Billy Sunday, the best-known evangelist in America during the first half of the twentieth-century, used blunt language and a simple gospel message to call people to Jesus. He beseeched people to “hit the sawdust trail” (respond to an altar call), “stay on the wagon” (abstain from alcohol), and remain faithful Christians until “the great Umpire of the Universe” said, “You’re safe at home.” From 1896 until his death in 1935, between eighty and one hundred million people heard Sunday’s straight-talking message. Revered by some and reviled by others, Sunday left an indelible mark on American evangelicalism. For good or ill, he became what many Americans thought of when they heard the word “evangelist.”

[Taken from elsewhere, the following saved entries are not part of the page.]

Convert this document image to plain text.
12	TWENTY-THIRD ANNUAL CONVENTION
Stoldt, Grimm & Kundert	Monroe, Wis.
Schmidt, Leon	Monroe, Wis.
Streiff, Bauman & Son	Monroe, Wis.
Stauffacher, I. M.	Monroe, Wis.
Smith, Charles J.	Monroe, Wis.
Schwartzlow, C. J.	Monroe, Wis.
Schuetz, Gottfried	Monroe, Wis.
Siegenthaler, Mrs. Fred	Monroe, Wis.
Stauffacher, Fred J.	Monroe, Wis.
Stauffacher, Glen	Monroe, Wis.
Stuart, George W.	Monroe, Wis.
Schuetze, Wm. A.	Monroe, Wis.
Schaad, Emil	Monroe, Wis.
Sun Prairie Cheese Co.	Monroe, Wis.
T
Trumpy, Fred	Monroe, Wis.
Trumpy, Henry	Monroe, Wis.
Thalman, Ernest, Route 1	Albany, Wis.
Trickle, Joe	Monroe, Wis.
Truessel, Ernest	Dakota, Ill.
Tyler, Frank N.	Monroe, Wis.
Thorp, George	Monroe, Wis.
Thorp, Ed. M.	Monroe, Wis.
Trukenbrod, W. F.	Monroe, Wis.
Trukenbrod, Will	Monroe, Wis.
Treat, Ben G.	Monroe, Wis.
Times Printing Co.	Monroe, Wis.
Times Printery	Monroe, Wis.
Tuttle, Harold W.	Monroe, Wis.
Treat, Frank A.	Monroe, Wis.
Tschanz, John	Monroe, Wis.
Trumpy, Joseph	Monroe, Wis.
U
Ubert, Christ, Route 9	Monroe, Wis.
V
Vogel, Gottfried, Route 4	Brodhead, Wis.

Two recent books offer introductions to Sunday. The Sawdust Trail, Sunday’s only autobiography, originally appeared in The Ladies Home Journal in 1932 and 1933; the University of Iowa Press has now published a new edition. TheSawdust Trail is both a testament to God’s work in Sunday’s life and an American rags-to-riches success story. Sunday begins his story with his father’s death in the Civil War and continues through a tough childhood (including stints in orphanages owing to his mother’s financial and marital hardships) and his career as a baseball player for the Chicago Whitestockings (“I am not tooting my horn to sell you any clams, but I could steal the bases and play the outfield as well as any of ’em in my day”). During his time as a ballplayer, Sunday made two momentous decisions: He became a Christian and he married Helen “Ma” Sunday. He eventually left baseball in order to become an evangelist—a career in which he owed much of his success to the support of his wife.
Sunday’s autobiography is not a smooth, well-organized narrative. If you just want the story of the evangelist’s life, there are better books. But if you want a taste of his language and message, it is a great place to start. In 86 pages, you get classic Sunday language on some of his favorite subjects. He lambastes overly intellectual preaching: “The time has come when we preachers must be something more than walking theological mummies swathed in papyrus, oozing Greek diphthongs and seven terminologies of Latin and Greek extraction.” The loose morals of the day also come in for criticism: “The modern dances are disgusting with their brazen pandering to lust. There seems to be but one idea prevalent.” By the 1930s, Sunday was no longer at the apex of his evangelistic career, but the former ballplayer was still slugging with his words.
W.A. Firstenberger’s new book In Rare Form: A Pictorial History of Baseball Evangelist Billy Sunday (University of Iowa Press) shifts the focus from what Sunday said to what Sunday owned. Firstenberger, the curator of the Billy Sunday Historic Site Museum in Winona Lake, Indiana, argues that people’s possessions shed light on their lives. Not all readers will be interested in the methodological claims Firstenberger makes throughout the book (although it might be worthwhile to consider what your possessions say about what you value). The pictures in the book, however, are of general interest. They give a sense of Sunday’s life as well as life in early 20th-century America. Pictures of his house, for example, reveal a tendency toward simplicity. Spaces guests might see were expensively decorated. Private spaces (and the house consisted mainly of private spaces) were comfortable but plain.
The book also uncovers some interesting discrepancies between Sunday’s reputation and his possessions. Some of the discrepancies are, granted, more tantalizing than important. Firstenberger asks why a man who railed against modern dances, music, and drinking would have kept a victrola, secular dance music, and a couple of brandy snifters and cordial glasses in his house. Fun questions—but Firstenberger has no answers.
More significant are his findings regarding Sunday’s supposed materialism and his purported anti-intellectualism. Sunday was a successful evangelist—both in terms of souls converted and money made. Some people criticized Sunday’s luxurious lifestyle. On the basis of an analysis of his house, however, Firstenberger suggests that Sunday’s lifestyle was more comfortable than opulent. The evangelist lived well but not as well as he could have. Sunday may also have read more than his critics guessed. While the evangelist famously said of St. Augustine that unless he played for the National League, he would not know of him, a perusal of his library shelves reveals that Sunday read a great deal (similarities between some of the books and passages in Sunday’s sermons suggest that he also “borrowed” extensively). He mainly read books that buttressed his own conservative theology, but read he did.
If you are interested in getting to know Billy Sunday in somewhat unconventional ways (there are also more conventional biographies and studies of Sunday), these two books are good places to begin.
Sarah Johnson is a Ph.D. student in American religious history at Duke University.
* For further reading about Billy Sunday, see Lyle W. Dorsett’s Billy Sunday and the Redemption of Urban America (Eerdmans, 1991) and Robert F. Martin’s Hero of the Heartland: Billy Sunday and the Transformation of American Society, 1862-1935 (Indiana University Press, 2002).